Le chef du Parti du progrès, qui est également le ministre des Finances de la Norvège, démissionnera du gouvernement et retirera son parti de la coalition quadripartite, privant le Premier ministre de sa majorité parlementaire.
Siv Jensen a mis à exécution sa menace de quitter le gouvernement après qu’une femme norvégienne-pakistanaise de 29 ans soit arrivée samedi en Norvège avec son fils, cinq ans, et sa fille, trois ans.
Elle aurait voyagé en Syrie en 2013 et épousé un combattant de l’EI norvégo-chilien appelé Bastian Vasquez, qui serait décédé, avant d’épouser un autre combattant.
« Je nous ai amenés au gouvernement et je fais maintenant sortir le parti », a déclaré Mme Jensen lors d’une conférence de presse lundi après-midi.

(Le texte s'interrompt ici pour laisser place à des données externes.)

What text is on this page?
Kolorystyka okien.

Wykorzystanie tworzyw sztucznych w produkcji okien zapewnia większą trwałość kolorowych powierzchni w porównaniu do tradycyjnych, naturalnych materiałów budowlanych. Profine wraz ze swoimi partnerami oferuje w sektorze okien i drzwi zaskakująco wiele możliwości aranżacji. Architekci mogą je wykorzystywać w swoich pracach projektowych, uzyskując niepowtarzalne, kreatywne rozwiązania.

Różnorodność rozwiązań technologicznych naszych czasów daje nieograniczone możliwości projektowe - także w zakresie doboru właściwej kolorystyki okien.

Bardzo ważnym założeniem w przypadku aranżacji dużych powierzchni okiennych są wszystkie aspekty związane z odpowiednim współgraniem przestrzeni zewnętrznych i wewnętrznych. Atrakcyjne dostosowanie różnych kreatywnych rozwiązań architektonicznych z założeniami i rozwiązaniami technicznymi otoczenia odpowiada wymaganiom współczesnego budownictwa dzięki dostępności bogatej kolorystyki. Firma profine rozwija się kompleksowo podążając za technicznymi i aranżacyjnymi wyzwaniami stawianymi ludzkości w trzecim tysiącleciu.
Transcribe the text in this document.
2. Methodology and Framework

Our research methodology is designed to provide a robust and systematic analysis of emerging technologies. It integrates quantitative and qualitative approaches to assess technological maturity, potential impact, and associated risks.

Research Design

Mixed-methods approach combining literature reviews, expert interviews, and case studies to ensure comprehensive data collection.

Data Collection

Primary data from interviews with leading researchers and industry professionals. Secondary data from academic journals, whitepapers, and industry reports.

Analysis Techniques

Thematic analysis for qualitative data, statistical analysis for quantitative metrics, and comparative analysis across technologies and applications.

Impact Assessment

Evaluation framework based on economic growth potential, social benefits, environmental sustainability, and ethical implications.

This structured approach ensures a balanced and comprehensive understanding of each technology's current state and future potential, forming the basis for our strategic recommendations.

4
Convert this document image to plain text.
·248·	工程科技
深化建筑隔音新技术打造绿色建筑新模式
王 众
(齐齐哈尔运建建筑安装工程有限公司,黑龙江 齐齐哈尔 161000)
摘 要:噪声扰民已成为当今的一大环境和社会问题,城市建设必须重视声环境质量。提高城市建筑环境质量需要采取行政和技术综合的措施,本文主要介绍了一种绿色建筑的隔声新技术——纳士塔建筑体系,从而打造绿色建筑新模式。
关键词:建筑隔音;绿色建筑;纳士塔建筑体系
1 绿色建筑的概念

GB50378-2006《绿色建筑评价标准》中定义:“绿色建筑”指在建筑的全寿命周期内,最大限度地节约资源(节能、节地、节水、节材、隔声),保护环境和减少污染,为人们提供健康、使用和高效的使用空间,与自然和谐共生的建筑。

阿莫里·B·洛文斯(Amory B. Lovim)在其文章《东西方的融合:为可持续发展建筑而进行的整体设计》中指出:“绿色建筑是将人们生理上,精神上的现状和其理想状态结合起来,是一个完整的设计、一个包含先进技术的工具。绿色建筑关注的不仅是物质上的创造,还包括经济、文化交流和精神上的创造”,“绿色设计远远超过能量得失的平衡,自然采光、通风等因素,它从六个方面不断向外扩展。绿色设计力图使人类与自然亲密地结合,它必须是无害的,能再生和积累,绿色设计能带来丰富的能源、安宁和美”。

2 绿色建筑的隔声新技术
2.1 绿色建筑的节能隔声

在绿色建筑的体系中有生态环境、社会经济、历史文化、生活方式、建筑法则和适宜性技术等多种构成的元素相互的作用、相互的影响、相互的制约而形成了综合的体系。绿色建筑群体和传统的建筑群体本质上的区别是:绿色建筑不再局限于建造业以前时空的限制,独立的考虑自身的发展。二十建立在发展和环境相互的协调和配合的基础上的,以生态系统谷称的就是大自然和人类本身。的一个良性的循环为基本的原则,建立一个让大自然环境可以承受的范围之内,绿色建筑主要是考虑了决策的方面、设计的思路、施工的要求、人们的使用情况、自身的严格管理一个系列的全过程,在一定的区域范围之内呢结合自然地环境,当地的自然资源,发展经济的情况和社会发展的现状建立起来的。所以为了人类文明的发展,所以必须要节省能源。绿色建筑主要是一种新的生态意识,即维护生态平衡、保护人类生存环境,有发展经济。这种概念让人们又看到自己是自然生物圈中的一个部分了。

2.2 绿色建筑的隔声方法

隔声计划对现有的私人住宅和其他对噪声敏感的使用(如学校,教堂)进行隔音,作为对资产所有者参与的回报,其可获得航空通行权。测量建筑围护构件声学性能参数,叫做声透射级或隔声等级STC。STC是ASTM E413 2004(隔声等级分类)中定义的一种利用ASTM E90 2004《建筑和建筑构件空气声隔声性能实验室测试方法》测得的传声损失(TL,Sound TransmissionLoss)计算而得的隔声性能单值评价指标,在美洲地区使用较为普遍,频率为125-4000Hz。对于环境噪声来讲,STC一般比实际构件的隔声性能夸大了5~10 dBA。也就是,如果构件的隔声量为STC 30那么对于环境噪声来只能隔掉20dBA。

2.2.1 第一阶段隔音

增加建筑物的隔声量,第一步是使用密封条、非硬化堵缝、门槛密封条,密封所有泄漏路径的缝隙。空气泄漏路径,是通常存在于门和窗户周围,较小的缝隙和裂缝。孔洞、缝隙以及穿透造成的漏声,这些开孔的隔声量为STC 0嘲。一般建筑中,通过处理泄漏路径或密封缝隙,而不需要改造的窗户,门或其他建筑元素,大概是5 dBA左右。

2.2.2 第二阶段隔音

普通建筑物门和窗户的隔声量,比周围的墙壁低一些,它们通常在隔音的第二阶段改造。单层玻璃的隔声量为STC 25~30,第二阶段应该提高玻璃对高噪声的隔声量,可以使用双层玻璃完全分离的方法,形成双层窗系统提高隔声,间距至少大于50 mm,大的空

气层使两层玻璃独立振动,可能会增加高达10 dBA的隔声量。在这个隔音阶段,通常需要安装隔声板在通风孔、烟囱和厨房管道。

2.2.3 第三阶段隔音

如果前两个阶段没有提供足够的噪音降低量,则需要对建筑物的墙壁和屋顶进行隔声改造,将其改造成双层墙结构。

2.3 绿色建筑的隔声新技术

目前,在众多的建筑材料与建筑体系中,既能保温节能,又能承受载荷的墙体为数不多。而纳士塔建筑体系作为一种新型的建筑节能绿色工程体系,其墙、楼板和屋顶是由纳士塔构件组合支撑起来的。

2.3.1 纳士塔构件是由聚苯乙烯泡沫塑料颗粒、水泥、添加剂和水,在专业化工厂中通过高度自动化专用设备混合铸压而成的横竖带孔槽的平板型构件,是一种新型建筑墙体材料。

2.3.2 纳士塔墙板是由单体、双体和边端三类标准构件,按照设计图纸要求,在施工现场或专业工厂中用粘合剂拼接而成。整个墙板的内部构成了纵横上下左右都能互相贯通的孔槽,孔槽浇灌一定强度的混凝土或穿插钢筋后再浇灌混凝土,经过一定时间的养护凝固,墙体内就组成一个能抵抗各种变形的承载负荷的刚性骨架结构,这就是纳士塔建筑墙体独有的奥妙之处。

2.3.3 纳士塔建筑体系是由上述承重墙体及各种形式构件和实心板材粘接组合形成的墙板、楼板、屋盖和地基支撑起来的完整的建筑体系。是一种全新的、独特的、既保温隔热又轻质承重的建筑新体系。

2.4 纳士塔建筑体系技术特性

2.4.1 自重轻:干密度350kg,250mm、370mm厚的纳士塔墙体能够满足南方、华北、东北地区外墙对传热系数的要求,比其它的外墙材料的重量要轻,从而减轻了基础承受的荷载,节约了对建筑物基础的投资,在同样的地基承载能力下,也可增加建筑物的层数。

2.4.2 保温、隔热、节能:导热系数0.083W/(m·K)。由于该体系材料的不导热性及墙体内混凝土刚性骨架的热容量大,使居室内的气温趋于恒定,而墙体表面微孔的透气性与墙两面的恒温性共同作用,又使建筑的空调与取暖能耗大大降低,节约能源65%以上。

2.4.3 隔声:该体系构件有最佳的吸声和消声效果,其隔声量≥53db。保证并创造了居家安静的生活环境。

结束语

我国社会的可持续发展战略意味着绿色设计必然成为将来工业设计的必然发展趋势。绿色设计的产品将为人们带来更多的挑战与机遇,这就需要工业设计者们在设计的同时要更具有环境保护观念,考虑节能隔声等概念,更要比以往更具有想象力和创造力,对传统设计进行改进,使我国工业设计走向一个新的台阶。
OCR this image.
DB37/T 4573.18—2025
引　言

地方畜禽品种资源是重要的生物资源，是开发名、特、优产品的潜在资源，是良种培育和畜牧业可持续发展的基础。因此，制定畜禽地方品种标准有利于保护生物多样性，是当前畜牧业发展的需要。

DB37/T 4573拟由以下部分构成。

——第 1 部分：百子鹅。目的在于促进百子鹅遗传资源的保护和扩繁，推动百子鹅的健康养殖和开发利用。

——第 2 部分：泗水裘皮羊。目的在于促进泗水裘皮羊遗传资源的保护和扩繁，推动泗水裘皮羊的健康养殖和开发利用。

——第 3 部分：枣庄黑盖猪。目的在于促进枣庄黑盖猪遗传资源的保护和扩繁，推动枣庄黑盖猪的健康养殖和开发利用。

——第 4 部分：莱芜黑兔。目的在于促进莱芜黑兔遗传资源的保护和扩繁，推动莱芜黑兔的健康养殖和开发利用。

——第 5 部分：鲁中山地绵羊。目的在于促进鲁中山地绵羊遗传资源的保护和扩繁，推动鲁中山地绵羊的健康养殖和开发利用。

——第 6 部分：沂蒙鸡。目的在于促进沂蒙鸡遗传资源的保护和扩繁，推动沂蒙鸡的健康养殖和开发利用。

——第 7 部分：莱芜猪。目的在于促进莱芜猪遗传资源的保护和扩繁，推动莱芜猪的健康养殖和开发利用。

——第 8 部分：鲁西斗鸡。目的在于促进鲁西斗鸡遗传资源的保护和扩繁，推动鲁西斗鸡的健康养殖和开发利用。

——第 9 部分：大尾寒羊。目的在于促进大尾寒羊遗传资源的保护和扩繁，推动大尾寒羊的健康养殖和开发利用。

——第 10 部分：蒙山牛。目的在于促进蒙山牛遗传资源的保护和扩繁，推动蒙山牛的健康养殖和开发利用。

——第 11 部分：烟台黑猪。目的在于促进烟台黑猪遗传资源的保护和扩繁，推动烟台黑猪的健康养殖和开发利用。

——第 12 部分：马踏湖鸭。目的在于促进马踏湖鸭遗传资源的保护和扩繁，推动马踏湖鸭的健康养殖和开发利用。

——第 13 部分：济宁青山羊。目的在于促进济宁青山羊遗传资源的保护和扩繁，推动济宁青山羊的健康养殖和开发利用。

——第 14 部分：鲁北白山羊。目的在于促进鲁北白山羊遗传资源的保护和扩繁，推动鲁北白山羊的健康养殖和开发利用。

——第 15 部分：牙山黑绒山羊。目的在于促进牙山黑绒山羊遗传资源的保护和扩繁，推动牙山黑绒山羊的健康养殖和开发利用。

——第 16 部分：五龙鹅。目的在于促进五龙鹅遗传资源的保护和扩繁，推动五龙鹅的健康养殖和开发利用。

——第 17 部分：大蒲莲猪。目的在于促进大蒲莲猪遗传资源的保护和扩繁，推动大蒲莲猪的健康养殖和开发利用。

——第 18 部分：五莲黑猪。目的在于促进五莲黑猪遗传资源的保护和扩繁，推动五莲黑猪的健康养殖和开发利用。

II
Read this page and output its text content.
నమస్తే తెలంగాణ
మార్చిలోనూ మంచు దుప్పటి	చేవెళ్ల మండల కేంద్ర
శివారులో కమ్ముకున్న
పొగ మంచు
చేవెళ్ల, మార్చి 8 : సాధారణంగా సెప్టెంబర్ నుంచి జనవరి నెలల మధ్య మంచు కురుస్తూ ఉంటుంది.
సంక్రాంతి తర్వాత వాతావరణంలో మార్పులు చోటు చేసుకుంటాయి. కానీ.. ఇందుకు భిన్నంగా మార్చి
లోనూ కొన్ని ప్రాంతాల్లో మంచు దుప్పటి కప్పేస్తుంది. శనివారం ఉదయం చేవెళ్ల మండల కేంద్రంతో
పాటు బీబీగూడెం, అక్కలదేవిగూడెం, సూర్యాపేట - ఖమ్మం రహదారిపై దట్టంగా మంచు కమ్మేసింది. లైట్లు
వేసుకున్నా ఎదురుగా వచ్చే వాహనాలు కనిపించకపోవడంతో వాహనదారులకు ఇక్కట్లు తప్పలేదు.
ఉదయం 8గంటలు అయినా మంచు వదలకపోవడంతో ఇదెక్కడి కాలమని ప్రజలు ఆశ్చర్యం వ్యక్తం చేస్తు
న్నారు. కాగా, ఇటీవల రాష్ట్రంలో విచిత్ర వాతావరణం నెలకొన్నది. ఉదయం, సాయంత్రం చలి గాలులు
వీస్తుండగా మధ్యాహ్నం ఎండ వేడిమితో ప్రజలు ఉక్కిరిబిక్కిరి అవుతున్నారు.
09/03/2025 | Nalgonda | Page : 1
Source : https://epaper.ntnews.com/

La décision de ramener la mariée de l’EI en Norvège, accompagnée de policiers, a été prise pour des « raisons humanitaires », craignant que l’un de ses enfants ne soit gravement malade, a déclaré la ministre des Affaires étrangères Ine Eriksen Soreide.
La mère, qui n’a pas été nommée, a été arrêtée à son arrivée pour « participation à une organisation terroriste » et emmenée avec ses enfants à l’hôpital.
Mais le Parti du progrès, le troisième plus grand de Norvège, pense qu’elle a utilisé son enfant pour la faire sortir du camp d’Al Hol dans le nord-est de la Syrie où elle est détenue depuis mars 2019 avec des milliers d’autres femmes et enfants.
La mère avait refusé de laisser l’enfant malade voyager seul en Norvège.
« Beaucoup pensent qu’elle a utilisé son enfant comme bouclier pour revenir en Norvège », a déclaré Mme Jensen. « Il y en a beaucoup en Norvège qui sont mécontents de cela, pas seulement au sein du Parti du progrès ».
Elle a déclaré qu’elle ne pensait pas que son parti avait été consulté dans la décision de rapatriement de la femme et qu’elle avait subi des pressions de la part des dirigeants locaux du Parti du progrès pour prendre position et retirer le parti de la délicate coalition.
Son parti a proposé d’aider les enfants mais ne souhaite pas fournir d’aide gouvernementale aux adultes qui cherchent à rentrer chez eux après avoir rejoint des groupes islamistes à l’étranger ou épousé des combattants étrangers.
Malgré la perte de sa majorité, le Premier ministre Erna Solberg, chef du Parti conservateur et surnommé Iron Erna d’après Margaret Thatcher, devrait rester en fonction à la tête d’une coalition minoritaire.
S’exprimant avant la décision du Parti du progrès de se retirer, le Premier ministre a déclaré: « Une majorité au sein du gouvernement estimait que la préoccupation pour l’enfant était primordiale ».
Une audience du tribunal pour déterminer l’état et la durée de la garde à vue de la femme a lieu lundi.
En vertu de la loi norvégienne, elle encourt jusqu’à six ans de prison pour participation à une organisation terroriste.
Les conservateurs de Mme Solberg ont conclu une coalition avec le Parti du progrès en tant que gouvernement minoritaire en 2013 avant que le Parti libéral ne les rejoigne en 2018 et le Parti démocrate-chrétien en 2019.
Le gouvernement risquait de s’effondrer en 2018 après que les partis d’opposition ont déclaré qu’ils n’appuieraient pas une motion de censure de la ministre de la Justice d’alors, Sylvi Listhaug, qui accusait le parti d’opposition travailliste de centre-gauche de croire que « les droits des terroristes sont plus importants que la sécurité du pays » .
Le parti travailliste et son organisation de jeunesse ont été les principales cibles d’Anders Breivik, qui a tué 77 personnes avec une bombe à Oslo et une fusillade contre un camp de jeunes sur l’île d’Utoya en 2011.
Le ministre de la Justice a démissionné, évitant l’effondrement du gouvernement.